The foundation of yogic philosophy ……...
consists of a set of basic ethical practices. A code, if you will, to guide our moral compass. Known as Yamas and Niyamas these principles, when followed, allow us to move through life with virtue and competence.
I’d like to start the conversation about this yogic code of ethics with the first and most important of its principles, Ahimsa or Non-violence.
Non violence means refraining from harming others as well as ourselves in thoughts, words and actions. Hateful thoughts or words can be just as, if not more, harmful than a physical act of violence sometimes.
The idea of non violence often conjures up the image of a Buddhist monk in saffron colored robes communing with the butterflies or maybe a hippy dippy door mat living in a fantasy world lol. But that’s not what non violence means, far from it. Practicing non violence doesn’t mean we have to check out of the real world or let other’s walk all over us but instead invites us to be responsible for our own behavior.
We have the obligation to not harm others in thought or actions but also to not allow others to be harmed on our watch.
Responsibility? Yeah a novel concept, huh? But if we truly thought about our actions and the effect they might have most of us would curb our fists as well as our mouths more often. But what is violence? Most of us like to think of ourselves as non violent people in general. But violence can be a sneaky little sucker and you might be hurting others or yourself with out even knowing it.
Most of us understand that physical violence is wrong and refrain. “Don’t punch Ralph in the face… Got it.”
But it’s not that simple. Physical violence is only a tiny, all be it, easy to identify piece of the pie. But refraining from stabbing the mail man isn’t all it takes to align ourselves with the practice of non violence. The key to whether an action, thought or statement is violent or not is a person’s motivation.
For example, “have a nice day” might be a kind departing phrase or a malicious attack depending on how the speaker intends it. Bottom line is, are we acting out of love and kindness or out of fear/ anger? If we are acting out of love then it is never violence no matter the action. If not, well then we may be harming others.
Violence can manifest itself in many subtle ways. A person’s daily actions and responses can contain elements of violence without them even being aware. When our thoughts contain negative responses like disappointment, resentment, guilt, or shame, we are subtly creating violence. If you can’t forgive someone for something they’ve done against you, or if you can’t forgive yourself for something you’ve done, this is an act of violence because it pushes love away.
Other examples include expecting too much of ourselves or others, or acting out in response to fear.
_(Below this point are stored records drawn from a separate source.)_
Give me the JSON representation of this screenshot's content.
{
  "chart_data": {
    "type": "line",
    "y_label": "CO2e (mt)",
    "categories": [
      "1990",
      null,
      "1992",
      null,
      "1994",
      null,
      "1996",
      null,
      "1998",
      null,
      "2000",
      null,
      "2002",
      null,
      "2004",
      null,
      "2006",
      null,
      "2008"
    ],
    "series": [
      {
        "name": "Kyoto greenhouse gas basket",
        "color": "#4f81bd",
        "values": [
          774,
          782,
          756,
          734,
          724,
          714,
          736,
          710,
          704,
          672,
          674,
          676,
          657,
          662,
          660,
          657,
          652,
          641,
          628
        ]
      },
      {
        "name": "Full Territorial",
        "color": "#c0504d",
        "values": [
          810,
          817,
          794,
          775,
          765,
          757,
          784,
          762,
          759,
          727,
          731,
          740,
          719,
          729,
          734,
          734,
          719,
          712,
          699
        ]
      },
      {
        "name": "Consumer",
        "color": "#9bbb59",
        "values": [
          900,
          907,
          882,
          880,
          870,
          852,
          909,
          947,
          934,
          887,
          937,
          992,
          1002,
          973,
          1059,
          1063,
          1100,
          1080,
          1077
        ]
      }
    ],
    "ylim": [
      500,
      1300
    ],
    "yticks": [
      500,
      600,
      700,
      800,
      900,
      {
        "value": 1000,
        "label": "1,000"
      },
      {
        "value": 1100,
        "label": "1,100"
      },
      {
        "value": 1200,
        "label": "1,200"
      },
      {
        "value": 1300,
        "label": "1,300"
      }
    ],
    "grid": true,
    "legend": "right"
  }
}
It’s important to note that it’s possible to be violent to ourselves. I consider this the most harmful because self inflicted injuries affect our interactions and relationships with others. “How do you work that one out,” you ask? Well the way we treat ourselves is how we treat others. This war that goes on inside of ourselves gets projected outwards and transforms harm of the self into harm of others. So not only are we causing ourselves harm but also harm to those around us. Finding inner peace through ahimsa will in turn allow us to find peace in our interactions with others.
Keeping the above in mind, can you identify a way that violence has ever sneaked its way into your life?